Township in Yangon, Myanmar

Shwepyitha Township (ရွှေပြည်သာ မြို့နယ်; /my/) is located in the northwestern part of Yangon, Myanmar. The township comprises 27 wards and 3 village tracts, and shares borders with Htantabin Township to the north, Mingaladon Township to the east, the Yangon river to the west, and Insein Township to the south.

==Geography==
Incorporated into the city of Yangon in 1986, Shwepyitha is now developing and has basic municipal services. Improvements include tidy and broad main roads and many streets form a grid.

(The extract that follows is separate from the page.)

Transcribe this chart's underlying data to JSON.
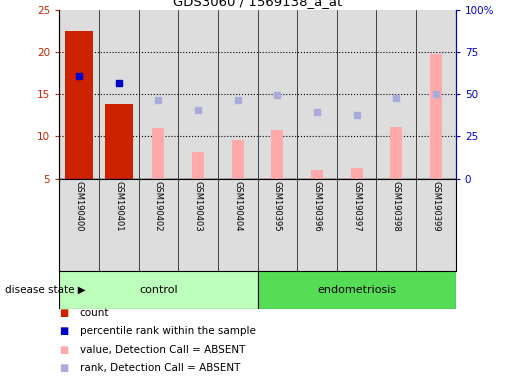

Hlaing River separates Shwepyitha and Hlaingtharyar. Shwepyitha Bridge was built in 1996, and now it is a useful bridge in Yangon and is also the start of the Yangon-Pathein-Chaungthar Highway. Htan Chauk Pin Junction is regarded as the centre of Shwepyitha and many well-known places are there. Bogyoke Aungsan Road, Bayint Naung Road, and No. 4 Highway are the most popular roads in the town. The Yangon Circular Railway passes through the township. Its railway station is also at the Yangon-Pyay-Mandalay Railway.

==Economy==
The township has the Shwepyitha Industrial Zone, Yangon's first industrial park, first developed in 1990. The Industrial Zone was expanded in 1999 to Zone 2 and Zone 3. As of 2001, all 306.9 acres of Zone 1 was sold and developed. Zone 2 remained at 35% developed, while Zone 3's 194 acres were also all sold out. In 2022, the Shwepyitha Industrial Zone 1 employed about 50,000 workers at 200 factories. By then it was only one of 29 total indsturial zones in the Yangon metropolitan area.

==Education==
The township has 50 primary schools, 20 middle schools, and 7 high schools.
The most famous high schools are B.E.H.S. No. 1 and B.E.H.S No. 3. There are nearly 30 middle (branch) schools and 10 high (branch) schools. Private schools include Kaung Su San, Aung Thukha, New Life, Myint Mo Yape, Education Palace, etc. University of Computer Studies, Yangon and Government Technical Institute ( Shwepyitha) are located there, too.

Many Language Centres teach English, Korean, Japanese, and Chinese.

==Demographics==

The Bamar make up the vast majority of the township's population, while the Rakhine and Karen are notable minority groups.